Marstallmensa mit neuer, beeindruckender Innengestaltung
Endlich nach Umbauarbeiten wieder geöffnet: der Marstallhof. Seit 1921 wird dort das ehemalige Zeughaus (1520 erbaut) als Mensa betrieben – eine der ältesten und traditionsreichsten Mensen ihrer Art in Deutschland.
16 Jahre nach der letzten Renovierung hat man das 1520 erbaute Zeughaus, das seit 1921 als Mensa betrieben wird, in nur neun Monaten umgebaut.

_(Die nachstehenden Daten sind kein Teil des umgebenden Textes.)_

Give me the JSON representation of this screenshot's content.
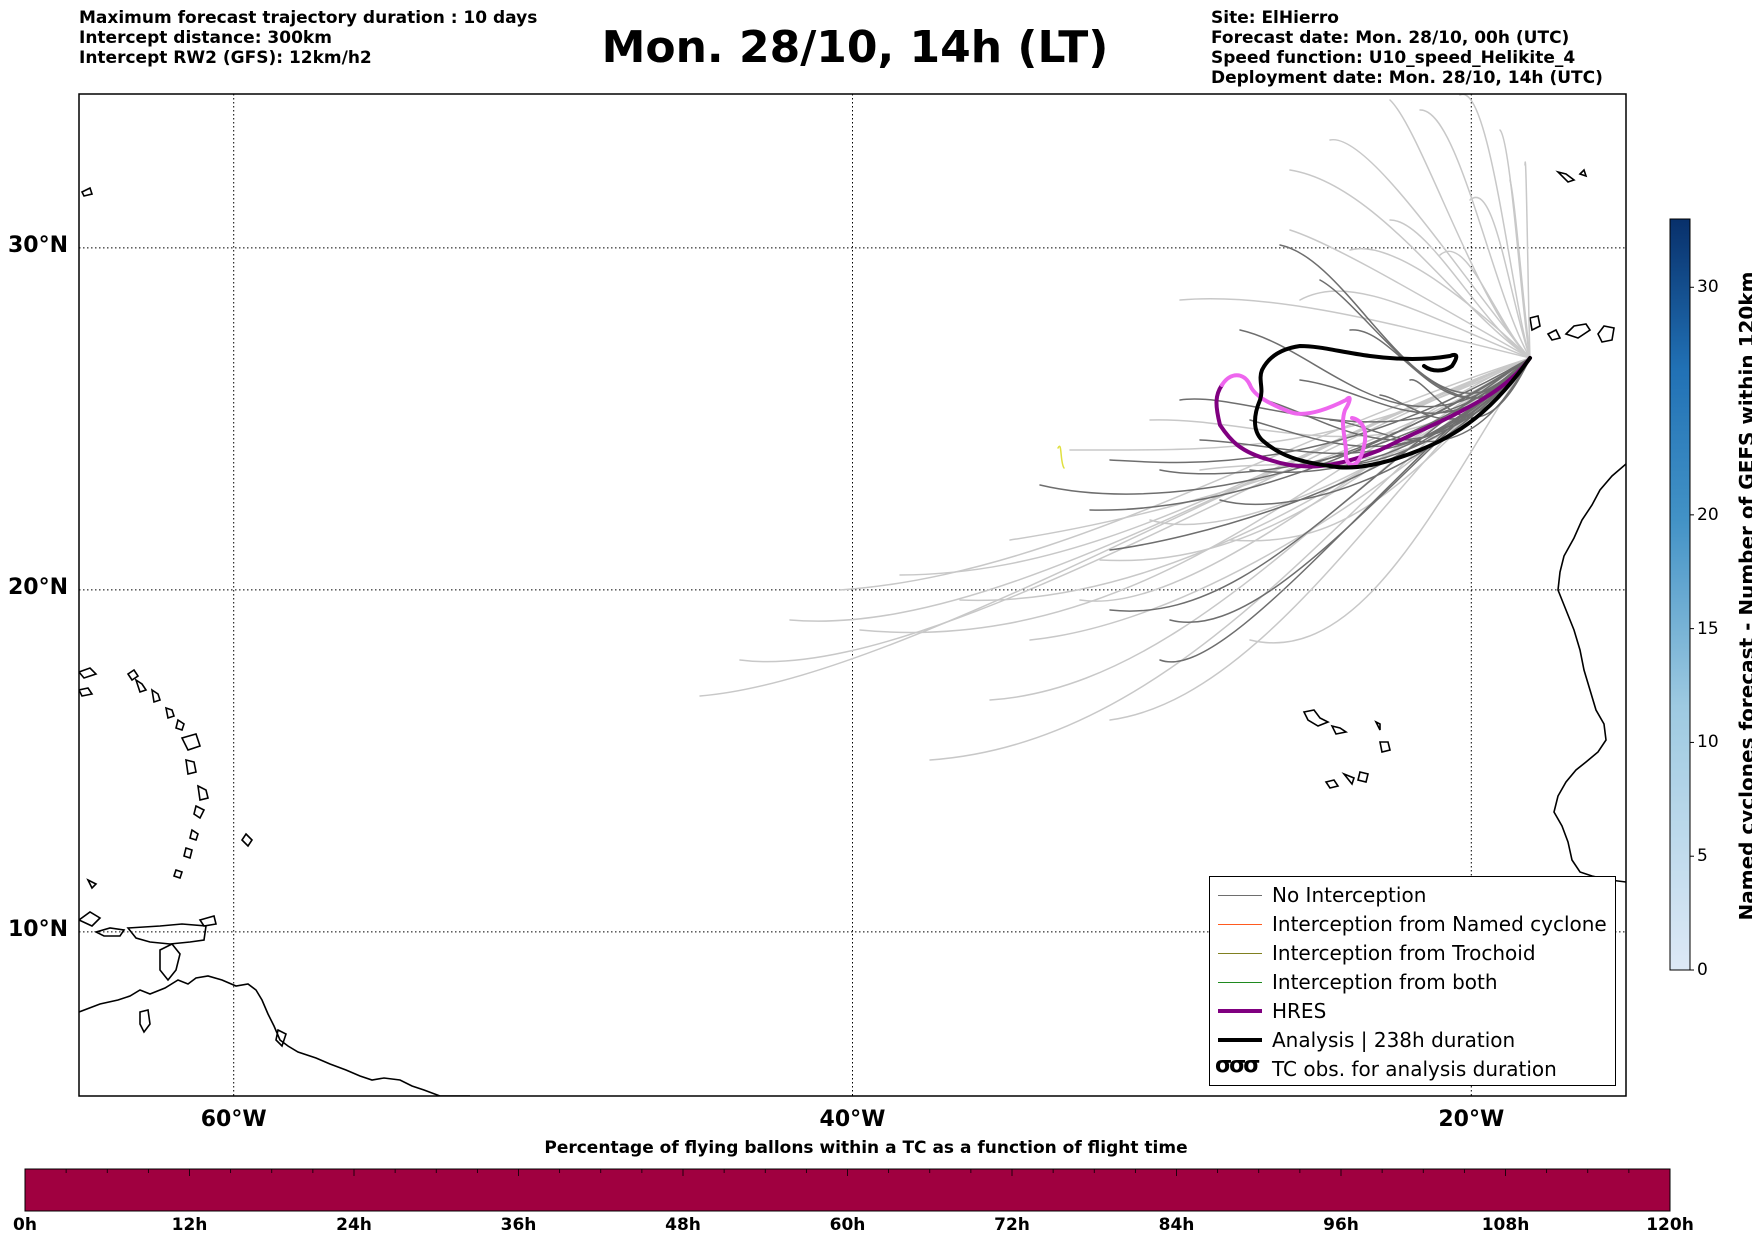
{
  "header": {
    "title": "Mon. 28/10, 14h (LT)",
    "left_lines": [
      "Maximum forecast trajectory duration : 10 days",
      "Intercept distance: 300km",
      "Intercept RW2 (GFS):  12km/h2"
    ],
    "right_lines": [
      "Site: ElHierro",
      "Forecast date: Mon. 28/10, 00h (UTC)",
      "Speed function: U10_speed_Helikite_4",
      "Deployment date: Mon. 28/10, 14h (UTC)"
    ]
  },
  "map": {
    "lat_ticks": [
      {
        "value": 30,
        "label": "30°N"
      },
      {
        "value": 20,
        "label": "20°N"
      },
      {
        "value": 10,
        "label": "10°N"
      }
    ],
    "lon_ticks": [
      {
        "value": -60,
        "label": "60°W"
      },
      {
        "value": -40,
        "label": "40°W"
      },
      {
        "value": -20,
        "label": "20°W"
      }
    ],
    "lon_range": [
      -65,
      -15
    ],
    "lat_range": [
      5.2,
      34.5
    ],
    "colors": {
      "no_interception": "#6e6e6e",
      "far_members": "#c8c8c8",
      "named_cyclone": "#ff5a1f",
      "trochoid": "#808020",
      "both": "#1f8a1f",
      "hres": "#800080",
      "hres_light": "#ee66ee",
      "analysis": "#000000",
      "trochoid_marker": "#e0e040"
    }
  },
  "legend": {
    "items": [
      {
        "label": "No Interception",
        "color": "#6e6e6e",
        "width": 1
      },
      {
        "label": "Interception from Named cyclone",
        "color": "#ff5a1f",
        "width": 1
      },
      {
        "label": "Interception from Trochoid",
        "color": "#808020",
        "width": 1
      },
      {
        "label": "Interception from both",
        "color": "#1f8a1f",
        "width": 1
      },
      {
        "label": "HRES",
        "color": "#800080",
        "width": 4
      },
      {
        "label": "Analysis | 238h duration",
        "color": "#000000",
        "width": 4
      }
    ],
    "tc_obs_symbol": "σσσ",
    "tc_obs_label": "TC obs. for analysis duration"
  },
  "colorbar": {
    "label": "Named cyclones forecast - Number of GEFS within 120km",
    "ticks": [
      0,
      5,
      10,
      15,
      20,
      30
    ],
    "max": 33,
    "color_low": "#dde9f6",
    "color_high": "#08306b"
  },
  "bottom_bar": {
    "title": "Percentage of flying ballons within a TC as a function of flight time",
    "color": "#a00040",
    "tick_labels": [
      "0h",
      "12h",
      "24h",
      "36h",
      "48h",
      "60h",
      "72h",
      "84h",
      "96h",
      "108h",
      "120h"
    ]
  }
}
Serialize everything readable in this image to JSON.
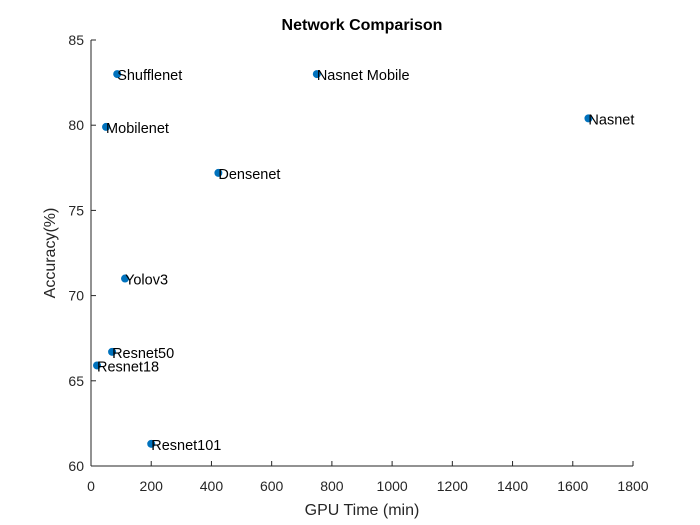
{
  "chart_data": {
    "type": "scatter",
    "title": "Network Comparison",
    "xlabel": "GPU Time (min)",
    "ylabel": "Accuracy(%)",
    "xlim": [
      0,
      1800
    ],
    "ylim": [
      60,
      85
    ],
    "xticks": [
      0,
      200,
      400,
      600,
      800,
      1000,
      1200,
      1400,
      1600,
      1800
    ],
    "yticks": [
      60,
      65,
      70,
      75,
      80,
      85
    ],
    "grid": false,
    "marker_color": "#0072BD",
    "points": [
      {
        "label": "Shufflenet",
        "x": 87,
        "y": 83.0
      },
      {
        "label": "Nasnet Mobile",
        "x": 750,
        "y": 83.0
      },
      {
        "label": "Nasnet",
        "x": 1652,
        "y": 80.4
      },
      {
        "label": "Mobilenet",
        "x": 50,
        "y": 79.9
      },
      {
        "label": "Densenet",
        "x": 423,
        "y": 77.2
      },
      {
        "label": "Yolov3",
        "x": 113,
        "y": 71.0
      },
      {
        "label": "Resnet50",
        "x": 70,
        "y": 66.7
      },
      {
        "label": "Resnet18",
        "x": 20,
        "y": 65.9
      },
      {
        "label": "Resnet101",
        "x": 200,
        "y": 61.3
      }
    ]
  }
}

Streckenweise kommt man sich fast wie in einem Raumschiff vor: 16 Jahre nach der letzten Renovierung hat man das 1520 erbaute Zeughaus, das seit 1921 als Mensa betrieben wird, in nur neun Monaten umgebaut. Foto : Altenkirch

In den letzten Jahren zeigte sich, dass die Infrastruktur, die Funktionalität, die bauliche und innenarchitektonische Gestaltung wie auch die gastronomischen Möglichkeiten nicht mehr ganz den heutigen studentischen Bedürfnissen und Ansprüchen entsprachen und außerdem die letzte Renovierung bereits 16 Jahre zurück lag. Daher nahm das Studentenwerk mit Unterstützung von Seiten des Landes einen grundlegenden Umbau dieses altehrwürdigen Gebäudes in Angriff, als Bauherr und Projektleiter fungierte das Universitätsbauamt.

Das Gebäude wurde so umgestaltet, dass es weiterhin als Mensa fungiert und darüber hinaus als Bar und Club samt Bühne dazu einlädt, Live-Musikevents und größere Veranstaltungen wie Stand-up-Comedy, Lesungen, Filmvorführungen oder Discos zu veranstalten. Dabei galt es, den unverwechselbaren Charakter des Gebäudes zu erhalten. Aus diesem Grund wurde beim Umbau unter anderem darauf geachtet, das Mauerwerk unter den Spitzbögen zu entfernen und die zugemauerten Fenster zu öffnen, um die ursprüngliche Größe und Helligkeit des über 100 Meter langen Gebäudes wieder herzustellen. Nun erstrahlt das Zeughaus wieder in neuem Glanz.

Verwendet wurden ausschließlich natürliche Materialien: Steinboden aus Schiefer und Holzbeplankungen. Von großer Modernität zeugen die roten Fliesen, der sparsam verwendete Stahl, die großen Glasflächen und die schlichte weiß-graue Farbgebung der Wände. Die neuen Möbel aus Eichenholz wirken einfach, robust und sind zugleich zeitgemäß. Ein eigens engagiertes Lichtplanungsbüro hat fantastische Lichtinszenierungen geschaffen. Der riesige Raum kann nun in allen Farben des Regenbogens erstrahlen – von Aquariums-Grün bis zu Terracotta-Orange.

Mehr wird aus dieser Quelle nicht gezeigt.